Over the past year, the Venezuelan bolivar has plummeted 95.5 percent against the dollar on the black market Venezuela is creating a digital currency to combat a financial blockade by the United States, President Nicolas Maduro announced Sunday.
The Petro will be backed by Venezuela's oil and gas reserves and its gold and diamond holdings, the president said in his weekly television program.
"This is going to allow us to move toward new forms of international financing for the country's economic and social development," the president said.
The government also announced the creation of a "blockchain observatory"—a software platform for buying and selling virtual currency.
Although the president did not offer many details, analysts such as Henkel Garcia see the possibility of success as limited.
"You can build it, but trust, acceptance and use is what will determine the cryptocurrency's success. For me, it will be quite limited. The bolivar is is also backed by reserves and has no strength," Garcia, director of consultancy Econometrica.
"Confidence in a country is going to depend on the levels of production and the wealth it generates. For example, people trust the dollar for the levels of wealth associated with it," he said.

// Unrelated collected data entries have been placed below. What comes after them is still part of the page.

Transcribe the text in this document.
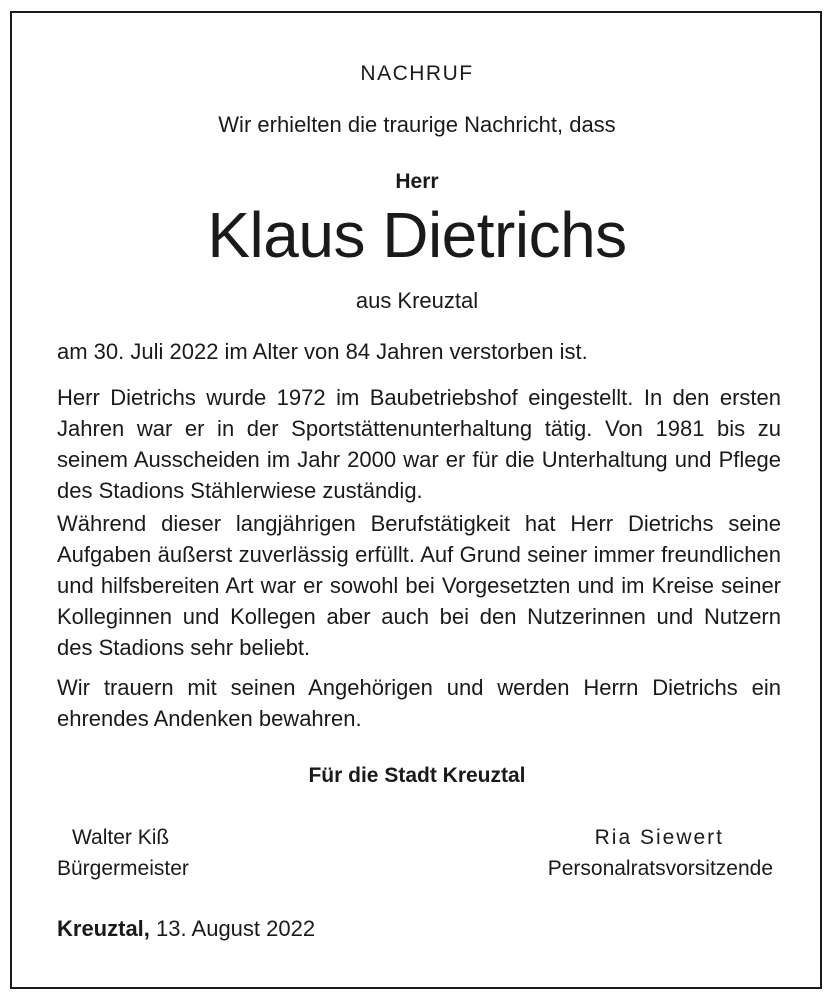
NACHRUF
Wir erhielten die traurige Nachricht, dass
Herr
Klaus Dietrichs
aus Kreuztal
am 30. Juli 2022 im Alter von 84 Jahren verstorben ist.
Herr Dietrichs wurde 1972 im Baubetriebshof eingestellt. In den ersten Jahren war er in der Sportstättenunterhaltung tätig. Von 1981 bis zu seinem Ausscheiden im Jahr 2000 war er für die Unterhaltung und Pflege des Stadions Stählerwiese zuständig.
Während dieser langjährigen Berufstätigkeit hat Herr Dietrichs seine Aufgaben äußerst zuverlässig erfüllt. Auf Grund seiner immer freundlichen und hilfsbereiten Art war er sowohl bei Vorgesetzten und im Kreise seiner Kolleginnen und Kollegen aber auch bei den Nutzerinnen und Nutzern des Stadions sehr beliebt.
Wir trauern mit seinen Angehörigen und werden Herrn Dietrichs ein ehrendes Andenken bewahren.
Für die Stadt Kreuztal
Walter Kiß
Bürgermeister
Ria Siewert
Personalratsvorsitzende
Kreuztal, 13. August 2022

The announcement comes as Venezuela faces acute financing problems after creditors and ratings agencies declared the government and state-run oil firm PDVSA to be in partial default for missing interest and principle payments on bonds.
Maduro blames sanctions imposed by the United States in August barring American citizens and companies from buying any new Venezuelan government or PDVSA bonds.
Venezuela is mired in a deep economic crisis triggered mainly by a fall in crude oil prices and a drop in oil production. Petroleum is its main source of hard currency.
Over the past year, the Venezuelan bolivar has plummeted 95.5 percent against the dollar on the black market.
Virtual currency is not new for Venezuela—considered by specialists a haven for bitcoin production with minimal costs.
It is estimated that tens of thousands of people mine bitcoin to protect themselves from inflation—set to surpass 2,300 percent in 2018—by exchanging earnings for dollars or more bitcoin.
In Venezuela, a the law does not expressly prohibit mining bitcoin—experts say officials are involved—but the authorities persecute those who do it for power theft.